An image of Alan Gordon, LCSW
Alan Gordon, LCSW

Alan Gordon's Profile Page / Bio Page / Psychophysiologic Disorders Association (PPDA) Board Member/ Miracles of Mindbody Medicine / Website

I think that everyone who’s had PPD has waged this internal battle at some point.

There’s two ways to answer this. The more straightforward explanation is that our brains are wired to associate physical pain with physical injury. So even in the face of plenty of logical evidence to the contrary, our primitive brains think, “Sitting makes my back hurt. I better not sit because that might make my back worse.”

One of the best ways to overcome this is by bombarding your primitive brain with the opposite message. Write up an evidence sheet (MRI was clean, sat that one time for 2 hours without pain, history of other PPD symptoms, etc.) and throw it up on your refrigerator. Tell yourself daily, with confidence, “I know this is PPD, and here’s why...” With time, it’s possible to override this more primitive voice.

There’s a deeper answer to this question, though.

The pain isn’t the real distraction from painful unconscious emotions. The real distraction is the preoccupation around the pain: the fear of whether it will ever go away; the monitoring of whether it was better or worse than the day before; and the psychological struggle over whether or not it’s PPD.

This struggle, this back and forth between the PPD diagnosis and the structural diagnosis is actually part of the PPD. Your brilliant mind is keeping you preoccupied with the terrifying uncertainty of what to believe.

Tell me if this sounds familiar: “Wait, if it’s really PPD then why would it hurt more in hard chairs?” “Hold on a second, if it was structural then why would it move to different parts of my back?” “But then again, if there’s something wrong with my spine, it’d make sense for different parts of my back to hurt...”
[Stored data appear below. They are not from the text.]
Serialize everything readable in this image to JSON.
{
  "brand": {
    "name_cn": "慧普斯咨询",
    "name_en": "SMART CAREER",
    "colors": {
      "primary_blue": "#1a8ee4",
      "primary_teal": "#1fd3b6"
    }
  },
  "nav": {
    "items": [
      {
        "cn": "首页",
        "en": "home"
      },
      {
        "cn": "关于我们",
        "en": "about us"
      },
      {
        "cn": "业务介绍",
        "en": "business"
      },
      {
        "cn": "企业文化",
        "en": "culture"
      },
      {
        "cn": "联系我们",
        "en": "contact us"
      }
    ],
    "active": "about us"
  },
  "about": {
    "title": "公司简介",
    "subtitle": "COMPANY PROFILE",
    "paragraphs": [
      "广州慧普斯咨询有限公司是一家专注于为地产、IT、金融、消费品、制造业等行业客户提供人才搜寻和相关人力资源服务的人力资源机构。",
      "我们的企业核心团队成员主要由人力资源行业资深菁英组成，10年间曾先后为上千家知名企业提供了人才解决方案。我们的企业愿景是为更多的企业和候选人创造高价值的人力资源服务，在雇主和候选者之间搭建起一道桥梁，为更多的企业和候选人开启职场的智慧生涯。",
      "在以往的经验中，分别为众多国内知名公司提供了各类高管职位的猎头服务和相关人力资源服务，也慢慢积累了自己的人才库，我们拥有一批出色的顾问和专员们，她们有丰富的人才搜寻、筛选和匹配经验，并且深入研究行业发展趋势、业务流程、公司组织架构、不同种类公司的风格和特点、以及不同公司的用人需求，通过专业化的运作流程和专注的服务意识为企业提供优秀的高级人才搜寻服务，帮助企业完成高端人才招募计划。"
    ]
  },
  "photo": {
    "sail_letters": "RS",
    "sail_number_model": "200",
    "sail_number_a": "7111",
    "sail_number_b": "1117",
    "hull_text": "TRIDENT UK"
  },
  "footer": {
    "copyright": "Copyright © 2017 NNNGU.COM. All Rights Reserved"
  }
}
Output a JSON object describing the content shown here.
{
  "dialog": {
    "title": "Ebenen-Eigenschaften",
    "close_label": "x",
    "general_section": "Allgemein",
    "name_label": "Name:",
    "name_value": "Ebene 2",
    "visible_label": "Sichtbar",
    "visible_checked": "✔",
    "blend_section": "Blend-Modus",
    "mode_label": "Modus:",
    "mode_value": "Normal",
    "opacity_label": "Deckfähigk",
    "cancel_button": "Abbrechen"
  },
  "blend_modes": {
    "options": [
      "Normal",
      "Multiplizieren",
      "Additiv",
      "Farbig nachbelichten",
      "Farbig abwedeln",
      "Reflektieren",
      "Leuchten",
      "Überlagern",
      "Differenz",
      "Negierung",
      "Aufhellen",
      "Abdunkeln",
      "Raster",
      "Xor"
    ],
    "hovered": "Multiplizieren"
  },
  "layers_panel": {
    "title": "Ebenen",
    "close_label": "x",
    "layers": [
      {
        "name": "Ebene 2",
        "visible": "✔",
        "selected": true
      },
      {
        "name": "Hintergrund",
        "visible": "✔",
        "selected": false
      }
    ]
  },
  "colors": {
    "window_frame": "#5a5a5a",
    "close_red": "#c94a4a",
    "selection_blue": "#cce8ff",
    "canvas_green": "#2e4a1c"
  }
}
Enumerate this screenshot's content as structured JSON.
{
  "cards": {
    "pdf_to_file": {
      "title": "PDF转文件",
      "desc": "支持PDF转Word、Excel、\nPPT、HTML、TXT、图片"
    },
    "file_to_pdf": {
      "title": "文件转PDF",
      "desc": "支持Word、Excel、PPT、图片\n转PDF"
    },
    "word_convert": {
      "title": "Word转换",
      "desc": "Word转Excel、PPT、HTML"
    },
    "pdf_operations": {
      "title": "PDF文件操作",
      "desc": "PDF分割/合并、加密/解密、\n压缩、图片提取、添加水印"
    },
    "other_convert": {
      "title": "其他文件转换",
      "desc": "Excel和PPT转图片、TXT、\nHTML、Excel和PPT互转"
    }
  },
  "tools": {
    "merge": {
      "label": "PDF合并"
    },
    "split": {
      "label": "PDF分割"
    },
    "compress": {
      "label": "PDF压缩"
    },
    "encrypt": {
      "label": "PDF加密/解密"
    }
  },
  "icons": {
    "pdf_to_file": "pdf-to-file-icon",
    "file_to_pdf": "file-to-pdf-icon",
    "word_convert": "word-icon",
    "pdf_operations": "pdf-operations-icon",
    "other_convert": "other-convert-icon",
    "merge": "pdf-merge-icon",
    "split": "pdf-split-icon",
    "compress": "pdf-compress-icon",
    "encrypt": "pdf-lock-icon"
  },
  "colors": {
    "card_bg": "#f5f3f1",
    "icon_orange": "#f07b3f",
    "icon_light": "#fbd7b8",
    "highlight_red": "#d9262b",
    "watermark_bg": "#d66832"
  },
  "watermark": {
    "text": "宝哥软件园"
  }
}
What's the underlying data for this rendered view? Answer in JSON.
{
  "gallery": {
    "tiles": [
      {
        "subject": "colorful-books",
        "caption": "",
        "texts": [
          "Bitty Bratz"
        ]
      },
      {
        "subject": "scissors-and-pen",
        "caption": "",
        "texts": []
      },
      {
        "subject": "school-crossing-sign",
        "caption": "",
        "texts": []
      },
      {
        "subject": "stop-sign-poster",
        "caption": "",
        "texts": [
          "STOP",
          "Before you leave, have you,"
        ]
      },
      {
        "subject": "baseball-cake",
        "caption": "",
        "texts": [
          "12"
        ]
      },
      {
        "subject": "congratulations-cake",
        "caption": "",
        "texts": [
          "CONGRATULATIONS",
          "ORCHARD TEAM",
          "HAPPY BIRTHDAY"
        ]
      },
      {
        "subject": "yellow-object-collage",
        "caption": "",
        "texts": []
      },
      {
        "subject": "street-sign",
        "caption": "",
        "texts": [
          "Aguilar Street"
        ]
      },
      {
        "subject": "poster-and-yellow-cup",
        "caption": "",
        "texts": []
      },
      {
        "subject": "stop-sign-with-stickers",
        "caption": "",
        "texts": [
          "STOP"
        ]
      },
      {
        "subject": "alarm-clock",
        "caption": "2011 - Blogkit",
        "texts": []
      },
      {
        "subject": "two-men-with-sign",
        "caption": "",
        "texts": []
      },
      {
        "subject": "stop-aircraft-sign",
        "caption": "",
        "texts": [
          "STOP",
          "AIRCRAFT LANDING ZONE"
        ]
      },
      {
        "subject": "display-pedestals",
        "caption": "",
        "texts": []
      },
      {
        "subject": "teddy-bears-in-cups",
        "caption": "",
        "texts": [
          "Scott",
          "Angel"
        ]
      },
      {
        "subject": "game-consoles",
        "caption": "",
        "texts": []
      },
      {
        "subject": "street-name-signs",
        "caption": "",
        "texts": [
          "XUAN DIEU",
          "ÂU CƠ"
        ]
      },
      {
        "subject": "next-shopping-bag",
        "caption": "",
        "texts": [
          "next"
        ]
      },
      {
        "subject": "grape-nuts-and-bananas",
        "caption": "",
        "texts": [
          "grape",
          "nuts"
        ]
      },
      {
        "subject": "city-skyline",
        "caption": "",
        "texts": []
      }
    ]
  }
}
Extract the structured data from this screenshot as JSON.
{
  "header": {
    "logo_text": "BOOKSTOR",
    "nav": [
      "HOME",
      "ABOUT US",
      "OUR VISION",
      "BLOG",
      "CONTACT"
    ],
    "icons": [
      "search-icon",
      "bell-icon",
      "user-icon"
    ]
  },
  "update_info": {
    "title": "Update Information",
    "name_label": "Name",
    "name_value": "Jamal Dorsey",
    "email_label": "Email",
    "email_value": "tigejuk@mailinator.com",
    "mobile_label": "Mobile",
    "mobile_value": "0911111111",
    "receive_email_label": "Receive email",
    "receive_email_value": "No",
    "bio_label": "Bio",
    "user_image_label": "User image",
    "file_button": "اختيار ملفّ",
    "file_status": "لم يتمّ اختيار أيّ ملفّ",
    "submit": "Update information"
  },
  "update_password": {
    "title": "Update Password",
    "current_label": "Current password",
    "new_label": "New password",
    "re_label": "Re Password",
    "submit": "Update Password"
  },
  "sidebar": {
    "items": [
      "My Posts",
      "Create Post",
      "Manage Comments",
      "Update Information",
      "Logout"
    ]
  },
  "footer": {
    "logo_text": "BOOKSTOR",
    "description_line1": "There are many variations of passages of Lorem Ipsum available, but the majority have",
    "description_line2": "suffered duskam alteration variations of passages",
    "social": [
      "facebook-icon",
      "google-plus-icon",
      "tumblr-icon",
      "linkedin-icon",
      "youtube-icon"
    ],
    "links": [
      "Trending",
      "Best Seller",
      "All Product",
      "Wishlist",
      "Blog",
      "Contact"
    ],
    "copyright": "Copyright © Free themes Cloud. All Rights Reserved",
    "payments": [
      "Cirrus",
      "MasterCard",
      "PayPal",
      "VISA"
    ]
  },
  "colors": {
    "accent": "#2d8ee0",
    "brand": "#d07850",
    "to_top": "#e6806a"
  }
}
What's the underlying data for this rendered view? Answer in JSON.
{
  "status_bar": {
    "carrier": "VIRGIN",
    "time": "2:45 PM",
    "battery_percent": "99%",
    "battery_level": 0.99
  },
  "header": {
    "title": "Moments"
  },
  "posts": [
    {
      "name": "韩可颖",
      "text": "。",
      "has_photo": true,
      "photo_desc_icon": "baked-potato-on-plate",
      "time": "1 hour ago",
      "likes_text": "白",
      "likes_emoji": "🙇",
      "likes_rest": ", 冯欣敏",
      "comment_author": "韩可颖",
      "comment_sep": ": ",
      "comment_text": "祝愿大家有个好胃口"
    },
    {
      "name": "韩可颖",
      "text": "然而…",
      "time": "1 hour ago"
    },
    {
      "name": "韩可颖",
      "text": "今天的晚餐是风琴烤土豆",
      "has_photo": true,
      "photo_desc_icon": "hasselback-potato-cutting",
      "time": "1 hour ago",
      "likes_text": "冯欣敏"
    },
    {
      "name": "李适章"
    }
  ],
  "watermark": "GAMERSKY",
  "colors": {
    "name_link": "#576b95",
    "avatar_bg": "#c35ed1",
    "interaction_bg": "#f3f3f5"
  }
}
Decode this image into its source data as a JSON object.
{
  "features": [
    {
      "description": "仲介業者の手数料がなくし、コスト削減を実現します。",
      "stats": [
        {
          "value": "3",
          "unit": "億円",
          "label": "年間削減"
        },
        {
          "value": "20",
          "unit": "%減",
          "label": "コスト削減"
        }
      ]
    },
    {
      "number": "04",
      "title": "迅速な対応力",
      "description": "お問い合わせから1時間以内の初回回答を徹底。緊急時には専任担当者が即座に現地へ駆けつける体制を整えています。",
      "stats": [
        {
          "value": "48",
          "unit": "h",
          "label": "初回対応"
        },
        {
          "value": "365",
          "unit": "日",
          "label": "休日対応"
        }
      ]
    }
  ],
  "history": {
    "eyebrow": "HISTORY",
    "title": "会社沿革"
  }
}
This whole thing, this whole internal struggle is all part of the distraction. Your mind is keeping you preoccupied by pulling you back and forth, accumulating evidence on one side one day and the other side the next.

It’s like an evil genius, actually using thoughts about PPD as part of the PPD. You had no idea your unconscious was so clever.

So here’s what you do. See what’s going on. Recognize that your mind has an ulterior motive to pull you back and forth, and actively avoid engaging. Say to yourself, say out loud, “I know what you’re trying to do. You’re trying to pull me into a state of anxiety by making me stress over what’s causing my pain. I’m not going to buy in.”

To quote a 29 year old Matthew Broderick movie, “The only way to win is not to play the game.”